- The pound manages to stay above the psychological support at the 1.3600 area.
- US economic data was better than expected, DXY sideways above 91.00.
GBP / USD is hovering around 1.3650, modestly bearish for the day. The US dollar does not show a clear direction during the US session as it cannot benefit from better than expected US economic data.
Data above expectations, continues the BoE
In the US, the ADP report showed a surprisingly high level of private job growth during January. The service sector data also beat expectations, with the ISM unexpectedly rising to the strongest level in two years. The figures point to a positive surprise in the official employment report on Friday.

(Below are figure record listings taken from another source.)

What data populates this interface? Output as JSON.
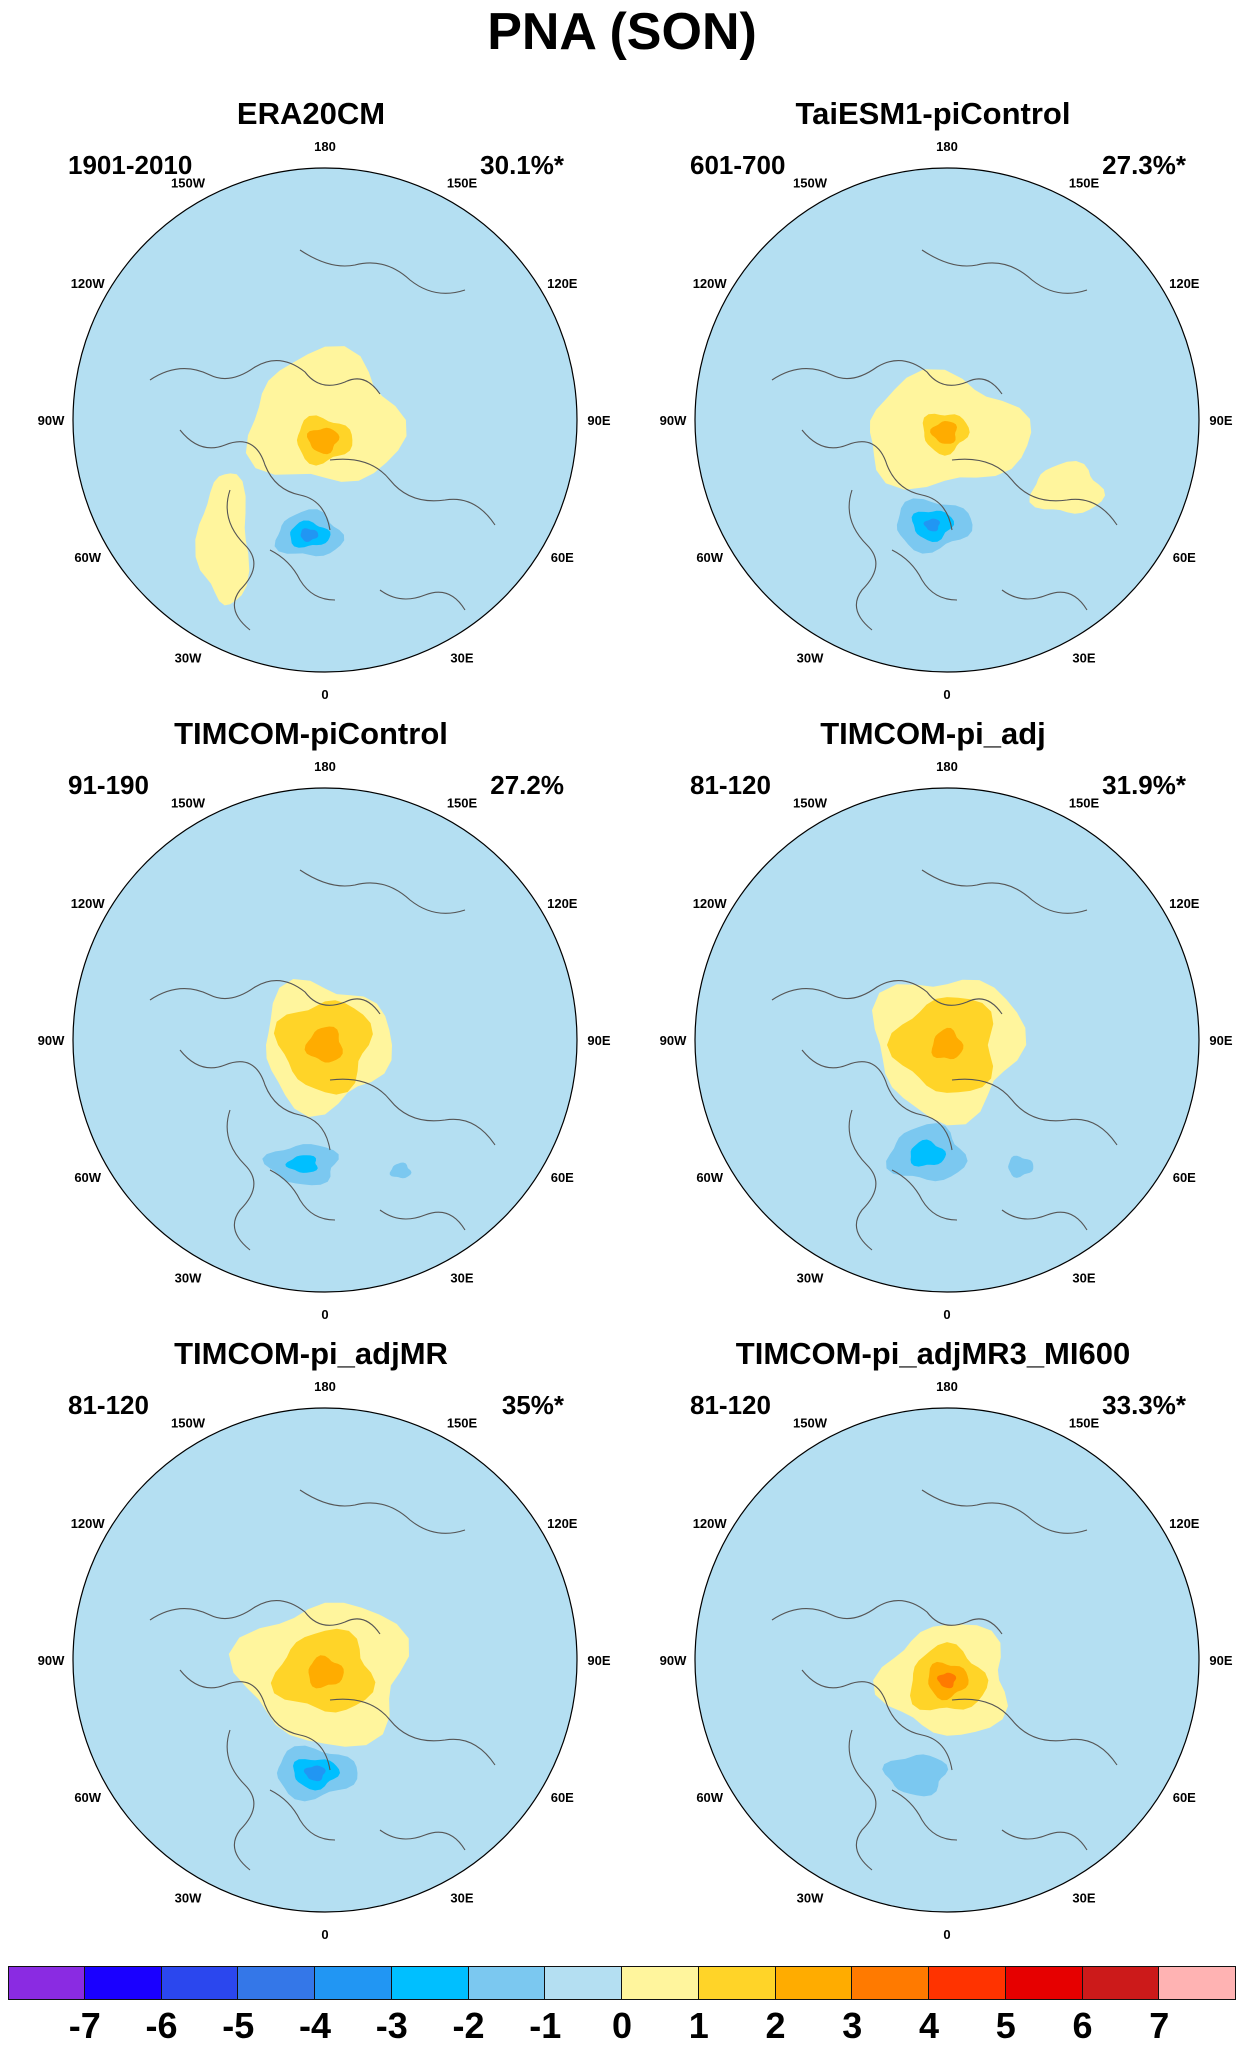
{
  "title": "PNA (SON)",
  "colors": {
    "bin_colors": [
      "#8A2BE2",
      "#1A00FF",
      "#2B47EE",
      "#3477E8",
      "#2196F3",
      "#00BFFF",
      "#7BC8F0",
      "#B4DFF2",
      "#FFF59D",
      "#FFD428",
      "#FFAC00",
      "#FF7A00",
      "#FF3300",
      "#E60000",
      "#CC1A1A",
      "#FFB3B3"
    ],
    "coastline": "#555555",
    "lightblue": "#B4DFF2",
    "yellow": "#FFF59D"
  },
  "lon_labels": [
    "180",
    "150E",
    "120E",
    "90E",
    "60E",
    "30E",
    "0",
    "30W",
    "60W",
    "90W",
    "120W",
    "150W"
  ],
  "panels": [
    {
      "title": "ERA20CM",
      "period": "1901-2010",
      "variance": "30.1%*",
      "neg": [
        [
          -8,
          0.46,
          0.13,
          0.09,
          "#7BC8F0"
        ],
        [
          -8,
          0.46,
          0.08,
          0.05,
          "#00BFFF"
        ],
        [
          -8,
          0.46,
          0.035,
          0.025,
          "#2196F3"
        ]
      ],
      "pos": [
        [
          0,
          0,
          0.3,
          0.26,
          "#FFF59D"
        ],
        [
          -5,
          0.08,
          0.11,
          0.09,
          "#FFD428"
        ],
        [
          -5,
          0.08,
          0.06,
          0.05,
          "#FFAC00"
        ],
        [
          -40,
          0.62,
          0.1,
          0.26,
          "#FFF59D"
        ]
      ]
    },
    {
      "title": "TaiESM1-piControl",
      "period": "601-700",
      "variance": "27.3%*",
      "neg": [
        [
          -8,
          0.42,
          0.15,
          0.1,
          "#7BC8F0"
        ],
        [
          -8,
          0.42,
          0.08,
          0.06,
          "#00BFFF"
        ],
        [
          -8,
          0.42,
          0.03,
          0.025,
          "#2196F3"
        ]
      ],
      "pos": [
        [
          -10,
          0.05,
          0.32,
          0.22,
          "#FFF59D"
        ],
        [
          -10,
          0.05,
          0.09,
          0.08,
          "#FFD428"
        ],
        [
          -10,
          0.05,
          0.05,
          0.045,
          "#FFAC00"
        ],
        [
          60,
          0.55,
          0.14,
          0.1,
          "#FFF59D"
        ]
      ]
    },
    {
      "title": "TIMCOM-piControl",
      "period": "91-190",
      "variance": "27.2%",
      "neg": [
        [
          -10,
          0.5,
          0.14,
          0.08,
          "#7BC8F0"
        ],
        [
          -10,
          0.5,
          0.06,
          0.035,
          "#00BFFF"
        ],
        [
          30,
          0.6,
          0.04,
          0.03,
          "#7BC8F0"
        ]
      ],
      "pos": [
        [
          0,
          0.02,
          0.25,
          0.25,
          "#FFF59D"
        ],
        [
          0,
          0.02,
          0.18,
          0.18,
          "#FFD428"
        ],
        [
          0,
          0.02,
          0.07,
          0.07,
          "#FFAC00"
        ]
      ]
    },
    {
      "title": "TIMCOM-pi_adj",
      "period": "81-120",
      "variance": "31.9%*",
      "neg": [
        [
          -10,
          0.46,
          0.15,
          0.11,
          "#7BC8F0"
        ],
        [
          -10,
          0.46,
          0.07,
          0.05,
          "#00BFFF"
        ],
        [
          30,
          0.58,
          0.05,
          0.04,
          "#7BC8F0"
        ]
      ],
      "pos": [
        [
          0,
          0.02,
          0.29,
          0.28,
          "#FFF59D"
        ],
        [
          0,
          0.02,
          0.2,
          0.19,
          "#FFD428"
        ],
        [
          0,
          0.02,
          0.06,
          0.06,
          "#FFAC00"
        ]
      ]
    },
    {
      "title": "TIMCOM-pi_adjMR",
      "period": "81-120",
      "variance": "35%*",
      "neg": [
        [
          -5,
          0.45,
          0.16,
          0.1,
          "#7BC8F0"
        ],
        [
          -5,
          0.45,
          0.09,
          0.06,
          "#00BFFF"
        ],
        [
          -5,
          0.45,
          0.04,
          0.03,
          "#2196F3"
        ]
      ],
      "pos": [
        [
          0,
          0.05,
          0.33,
          0.28,
          "#FFF59D"
        ],
        [
          0,
          0.05,
          0.19,
          0.16,
          "#FFD428"
        ],
        [
          0,
          0.05,
          0.07,
          0.06,
          "#FFAC00"
        ]
      ]
    },
    {
      "title": "TIMCOM-pi_adjMR3_MI600",
      "period": "81-120",
      "variance": "33.3%*",
      "neg": [
        [
          -15,
          0.47,
          0.12,
          0.08,
          "#7BC8F0"
        ]
      ],
      "pos": [
        [
          0,
          0.08,
          0.25,
          0.22,
          "#FFF59D"
        ],
        [
          0,
          0.08,
          0.15,
          0.13,
          "#FFD428"
        ],
        [
          0,
          0.08,
          0.08,
          0.07,
          "#FFAC00"
        ],
        [
          0,
          0.08,
          0.035,
          0.03,
          "#FF7A00"
        ]
      ]
    }
  ],
  "colorbar": {
    "labels": [
      "-7",
      "-6",
      "-5",
      "-4",
      "-3",
      "-2",
      "-1",
      "0",
      "1",
      "2",
      "3",
      "4",
      "5",
      "6",
      "7"
    ]
  }
}
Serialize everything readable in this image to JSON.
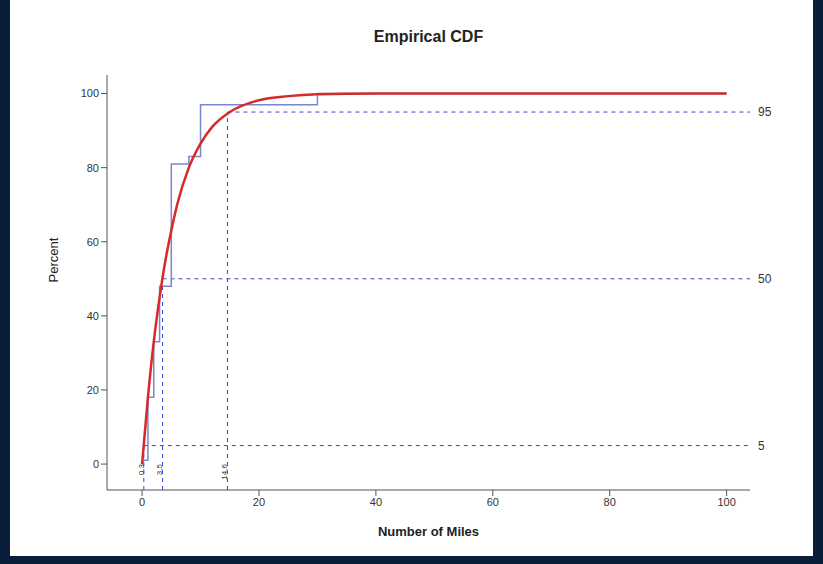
{
  "chart_data": {
    "type": "line",
    "title": "Empirical CDF",
    "x_label": "Number of Miles",
    "y_label": "Percent",
    "xlim": [
      -6,
      104
    ],
    "ylim": [
      -7,
      105
    ],
    "xticks": [
      0,
      20,
      40,
      60,
      80,
      100
    ],
    "yticks": [
      0,
      20,
      40,
      60,
      80,
      100
    ],
    "grid": false,
    "series": [
      {
        "color": "#7b86d0",
        "line_style": "step",
        "x": [
          0,
          1,
          2,
          3,
          5,
          8,
          10,
          30,
          100
        ],
        "values": [
          1,
          18,
          33,
          48,
          81,
          83,
          97,
          100,
          100
        ]
      },
      {
        "color": "#d42a2a",
        "line_style": "solid",
        "x": [
          0,
          1,
          2,
          3,
          4,
          5,
          6,
          8,
          10,
          12,
          15,
          20,
          25,
          30,
          40,
          60,
          80,
          100
        ],
        "values": [
          0,
          18,
          33,
          45,
          55,
          63,
          70,
          80,
          86.5,
          91,
          95,
          98.2,
          99.3,
          99.8,
          100,
          100,
          100,
          100
        ]
      }
    ],
    "reference_lines": {
      "color": "#3b45d6",
      "line_style": "dashed",
      "items": [
        {
          "level": 5,
          "x": 0.3
        },
        {
          "level": 50,
          "x": 3.5
        },
        {
          "level": 95,
          "x": 14.6
        }
      ]
    }
  }
}
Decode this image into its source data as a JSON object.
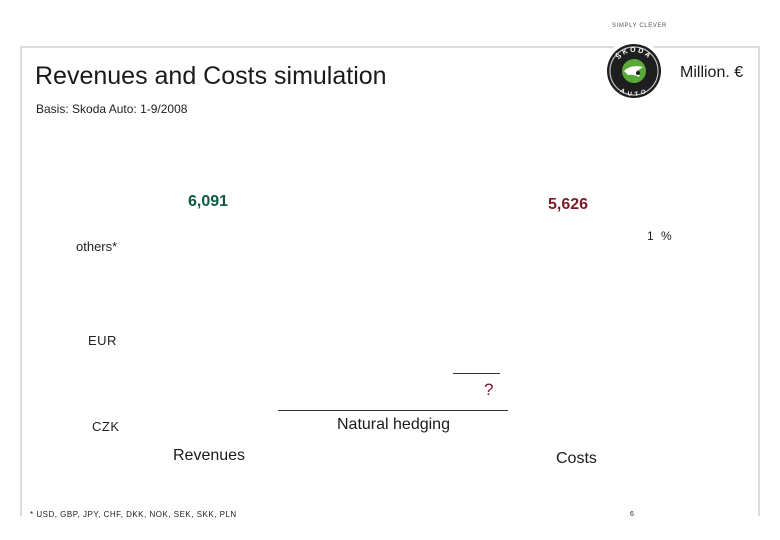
{
  "header": {
    "tagline": "SIMPLY CLEVER",
    "title": "Revenues and Costs simulation",
    "unit": "Million. €",
    "basis": "Basis: Skoda Auto: 1-9/2008",
    "logo_text_top": "ŠKODA",
    "logo_text_bottom": "AUTO"
  },
  "chart_data": {
    "type": "bar",
    "categories": [
      "Revenues",
      "Costs"
    ],
    "totals": [
      "6,091",
      "5,626"
    ],
    "segments": [
      "others*",
      "EUR",
      "CZK"
    ],
    "percent_label": "1 %",
    "question_mark": "?",
    "annotation": "Natural hedging",
    "colors": {
      "revenues_total": "#0e5a3c",
      "costs_total": "#7a1b2a",
      "question": "#7a1b2a"
    }
  },
  "footer": {
    "footnote": "* USD, GBP, JPY, CHF, DKK, NOK, SEK, SKK, PLN",
    "page_number": "6"
  }
}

The DXY is trading at 91.10, flat during the day and close to the monthly high. The numbers did not boost the dollar, although US yields moved higher. On Wall Street, the Dow Jones fell 0.12% and the Nasdaq gained 0.15%.
Furthermore, in the UK, data from the services sector exceeds expectations. Attention now turns to the Bank of England which will announce its monetary policy decision on Thursday. It will be the first post-Brexit meeting. No changes are expected. Mentions of negative interest rates will likely have an impact. In 2021, expectations about the Bank of England rate cut waned, supporting the pound in the market.
From a technical perspective, the GBP / USD pair is moving without a clear direction, still showing a negative bias in the very short term. A break below 1.3600 would trigger further losses. A recovery above 1.3700 would negate the bearish bias.